Who is Nandu Jubany?



Who is Carles Gaig?


Carles Gaig is one of the Spanish chefs who have been able to maintain a perfect balance between traditional cuisine from which they have learnt so much, and avant-garde cuisine, which they have explored and from which they have earned international recognition.

This chef's career has centered above all on Catalonian cuisine. But a visit to the Basque Country back in 1975 opened his eyes and led him to discover new horizons beyond his family's restaurant in Barcelona. As an adolescent, his plan was to become a mechanic but, after his military service, he met Juan Mari Arzak and heard about Bocuse and Girardet, just when Nouvelle Cuisine was making its mark.

Gaig's family background pointed him in the right direction. Since 1869, his family had run an eating house in Barcelona, and both his grandmother and his mother had taught him the essentials of Catalonian culinary tradition. Then, his blossoming friendship with Arzak gave him new ideas, fresh from New Basque Cuisine (Nueva Cocina Vasca ) and its source of inspiration, French Nouvelle Cuisine.

Eventually, Carles took over the family business in the Hortes district of Barcelona and, after a number of changes, it received its first Michelin star in 1993. Later on, in 2004, he received an offer to move his restaurant to the central Eixample district, in the Hotel Cram. This was the start of a new period of greater visibility, with the arrival of both a new local clientele and tourists in search of Catalonian haute cuisine.

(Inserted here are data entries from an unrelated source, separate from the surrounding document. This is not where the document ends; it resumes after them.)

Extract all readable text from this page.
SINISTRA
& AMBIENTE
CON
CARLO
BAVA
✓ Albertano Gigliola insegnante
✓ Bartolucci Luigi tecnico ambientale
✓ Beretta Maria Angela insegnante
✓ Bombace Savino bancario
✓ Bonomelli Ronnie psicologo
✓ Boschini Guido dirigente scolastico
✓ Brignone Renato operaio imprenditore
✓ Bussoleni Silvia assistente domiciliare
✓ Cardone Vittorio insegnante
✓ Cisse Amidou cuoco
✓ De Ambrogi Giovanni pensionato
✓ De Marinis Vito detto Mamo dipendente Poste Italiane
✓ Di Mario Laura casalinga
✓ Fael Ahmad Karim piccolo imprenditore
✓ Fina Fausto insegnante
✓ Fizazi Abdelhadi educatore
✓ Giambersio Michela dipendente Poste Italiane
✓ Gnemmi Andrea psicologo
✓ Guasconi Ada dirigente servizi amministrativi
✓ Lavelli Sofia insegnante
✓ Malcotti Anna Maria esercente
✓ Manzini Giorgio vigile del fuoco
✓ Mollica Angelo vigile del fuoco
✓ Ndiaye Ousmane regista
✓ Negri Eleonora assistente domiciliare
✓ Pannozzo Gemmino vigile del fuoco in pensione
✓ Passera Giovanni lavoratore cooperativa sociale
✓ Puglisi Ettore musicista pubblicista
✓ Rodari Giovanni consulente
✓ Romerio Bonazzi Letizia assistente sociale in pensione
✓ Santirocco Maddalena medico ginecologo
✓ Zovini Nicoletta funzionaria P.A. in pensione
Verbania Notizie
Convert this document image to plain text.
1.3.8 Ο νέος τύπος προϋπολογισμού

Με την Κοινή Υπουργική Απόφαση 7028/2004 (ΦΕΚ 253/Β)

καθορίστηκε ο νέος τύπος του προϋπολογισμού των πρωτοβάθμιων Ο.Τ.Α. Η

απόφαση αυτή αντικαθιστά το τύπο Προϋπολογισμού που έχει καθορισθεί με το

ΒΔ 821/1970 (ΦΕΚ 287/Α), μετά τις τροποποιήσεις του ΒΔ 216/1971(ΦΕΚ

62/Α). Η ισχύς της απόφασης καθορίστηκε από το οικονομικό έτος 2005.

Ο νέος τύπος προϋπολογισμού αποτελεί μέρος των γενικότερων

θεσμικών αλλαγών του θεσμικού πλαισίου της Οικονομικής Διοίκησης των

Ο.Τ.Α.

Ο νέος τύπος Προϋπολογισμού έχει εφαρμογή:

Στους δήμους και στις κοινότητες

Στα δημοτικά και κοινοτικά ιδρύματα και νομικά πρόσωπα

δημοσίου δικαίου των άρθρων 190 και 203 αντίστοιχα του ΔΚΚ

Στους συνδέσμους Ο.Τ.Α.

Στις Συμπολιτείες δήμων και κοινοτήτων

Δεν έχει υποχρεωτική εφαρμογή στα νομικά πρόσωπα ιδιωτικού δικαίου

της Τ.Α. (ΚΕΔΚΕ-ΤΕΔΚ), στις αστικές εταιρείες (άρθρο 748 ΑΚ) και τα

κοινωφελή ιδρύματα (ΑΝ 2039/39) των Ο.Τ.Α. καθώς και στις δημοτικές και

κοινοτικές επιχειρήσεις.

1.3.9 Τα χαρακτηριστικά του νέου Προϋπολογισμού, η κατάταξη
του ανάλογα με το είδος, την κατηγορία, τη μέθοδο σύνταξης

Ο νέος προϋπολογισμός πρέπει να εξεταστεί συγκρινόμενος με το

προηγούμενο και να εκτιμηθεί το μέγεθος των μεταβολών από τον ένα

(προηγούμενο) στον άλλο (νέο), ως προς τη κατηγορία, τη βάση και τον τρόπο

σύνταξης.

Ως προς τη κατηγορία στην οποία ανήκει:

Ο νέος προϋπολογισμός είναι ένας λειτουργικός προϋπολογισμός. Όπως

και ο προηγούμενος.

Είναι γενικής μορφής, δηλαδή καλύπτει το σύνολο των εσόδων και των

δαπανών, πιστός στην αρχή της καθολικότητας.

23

Gaig claims to keep a watch over all the ingredients coming into his restaurant's kitchen. Though he has plenty of reliable sources, Gaig goes every morning to the Boquería market to purchase fresh goods for his restaurant, where the menu is forward-looking but does not lose sight of tradition.

In 2008, Gaig opened up a new establishment in Barcelona, which he runs in addition to the small Gaig (a mere 16 tables as well as a private dining-room). It is called Fonda Gaig. Tradition rules, and the star dishes are meatballs with cuttlefish, and Catalan-style cannelloni - old-fashioned recipes but prepared and presented in modern ways. Restaurante Gaig and Fonda Gaig represent two complementary ways of seeing Catalonian cuisine but watched over by a single chef, Carles Gaig.